CRYSTAL: Yeah, punch buggy, no return though.

"Fat chicks rule!"

"You look so happy-go-lucky. I just wanted to say that. Happy-go-lucky, yep. Someday I aspire to be you!"
(mocking a tired decade Empress)

KRICKET: Where's Roxy?
CRYSTAL: Probably swinging off of the nearest str8 guy.

"Is it true they're not contagious when it starts to flake?"

"Eventually the fat one will eat the skinny one."
(see Shane's str8 vs Moose Jaw quote)

"She is her own proctologist."

"Those are Shane's nuts--I'm not touchin' em!"
(but they're honey roasted!)

"The Puff has poofed."

"Jenny Craig-pah! Weight Watchers-pah!"

"They fit right into the Imperial Family....both on the rubinesque side..."
-on the decade monarchs

"Roll away, fatboy!"

"Maim, don't kill-it's the gift that keeps on giving!"

APPOLONIA: Iceberg dead ahead! (to Crystal)
CRYSTAL: Frosty bitch--table for one!

"She looks like she fell on a 70's rug!"

NADA: I'm really broke cos someone took forty bucks out of my box. (meaning her purse)
CRYSTAL: Oh, sorry, I thought it was an automated teller. (different definition of box)
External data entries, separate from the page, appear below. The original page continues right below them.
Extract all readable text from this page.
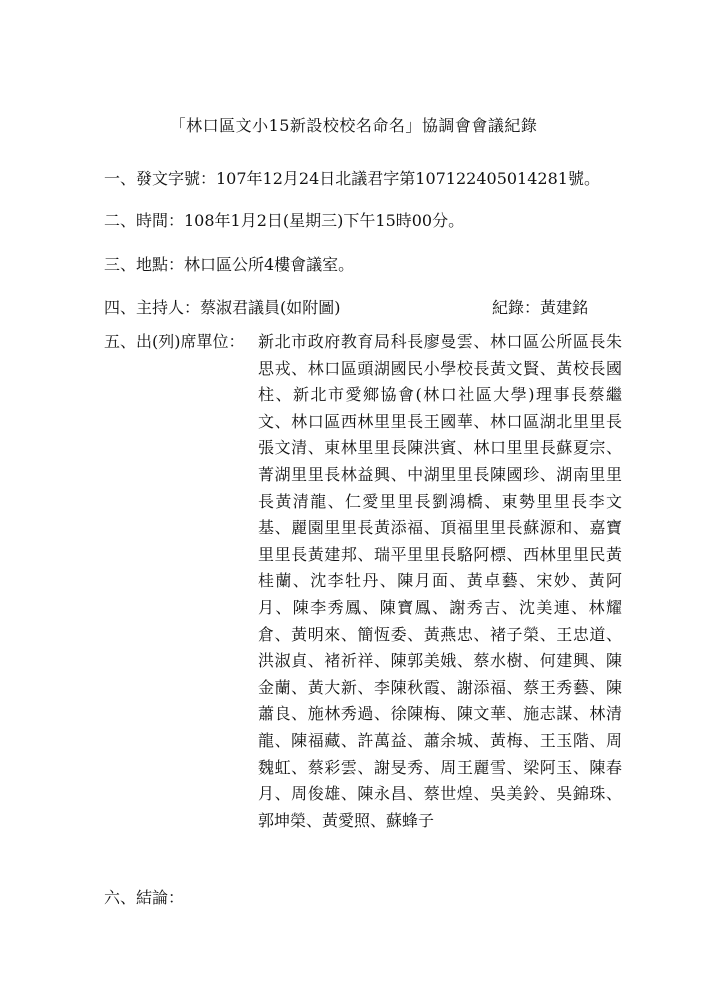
「林口區文小15新設校校名命名」協調會會議紀錄
一、發文字號：107年12月24日北議君字第107122405014281號。
二、時間：108年1月2日(星期三)下午15時00分。
三、地點：林口區公所4樓會議室。
四、主持人：蔡淑君議員(如附圖)	紀錄：黃建銘
五、出(列)席單位： 新北市政府教育局科長廖曼雲、林口區公所區長朱思戎、林口區頭湖國民小學校長黃文賢、黃校長國柱、新北市愛鄉協會(林口社區大學)理事長蔡繼文、林口區西林里里長王國華、林口區湖北里里長張文清、東林里里長陳洪賓、林口里里長蘇夏宗、菁湖里里長林益興、中湖里里長陳國珍、湖南里里長黃清龍、仁愛里里長劉鴻橋、東勢里里長李文基、麗園里里長黃添福、頂福里里長蘇源和、嘉寶里里長黃建邦、瑞平里里長駱阿標、西林里里民黃桂蘭、沈李牡丹、陳月面、黃卓藝、宋妙、黃阿月、陳李秀鳳、陳寶鳳、謝秀吉、沈美連、林耀倉、黃明來、簡恆委、黃燕忠、褚子榮、王忠道、洪淑貞、褚祈祥、陳郭美娥、蔡水樹、何建興、陳金蘭、黃大新、李陳秋霞、謝添福、蔡王秀藝、陳蕭良、施林秀過、徐陳梅、陳文華、施志謀、林清龍、陳福藏、許萬益、蕭余城、黃梅、王玉階、周魏虹、蔡彩雲、謝旻秀、周王麗雪、梁阿玉、陳春月、周俊雄、陳永昌、蔡世煌、吳美鈴、吳錦珠、郭坤榮、黃愛照、蘇蜂子
六、結論：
"I'm as bitched up as a one-legged hooker with a broken shoe!"

BRUCE: It must be lit.
CRYSTAL: Not you, Anne, the candleabra!

"I don't want to get fit, I just want to lose 20 lbs.!"

"If I can't have it, I can at least direct other people to it."

"Yeah, that's it, bite his nipples, oh yeah!"
-giving direction

"Damn Greenpeacers! Do I look like I have a blowhole?"

"Technically they're African-American squares."
-on brownies

"You like my shoes? They hurt!"

"I pride myself on not being Roxy!"

"I'm nothing but fantabulous!"

"Not with all the extensions you can afford!"

"Y'know, I'm fa--I'm drunk!"

"Do I look like I need an abortion?"
-talking about a shooter

"Garnet (real name) is a semi precious stone--I mean UPGRADE, girl!"

"I don't normally throw up from this shit, but for you I'll make an exception."

"I'm built for comfort, not speed."

"I'll be right back...maybe tomorrow."

"Fat girls match!"

"I need a drink. She needs a drink. You need a drink. You should buy us a drink. You should comp us a drink. You should comp everyone a drink. DRINKS, DRINKS, DRINKS, DRINKS, DRINKS!"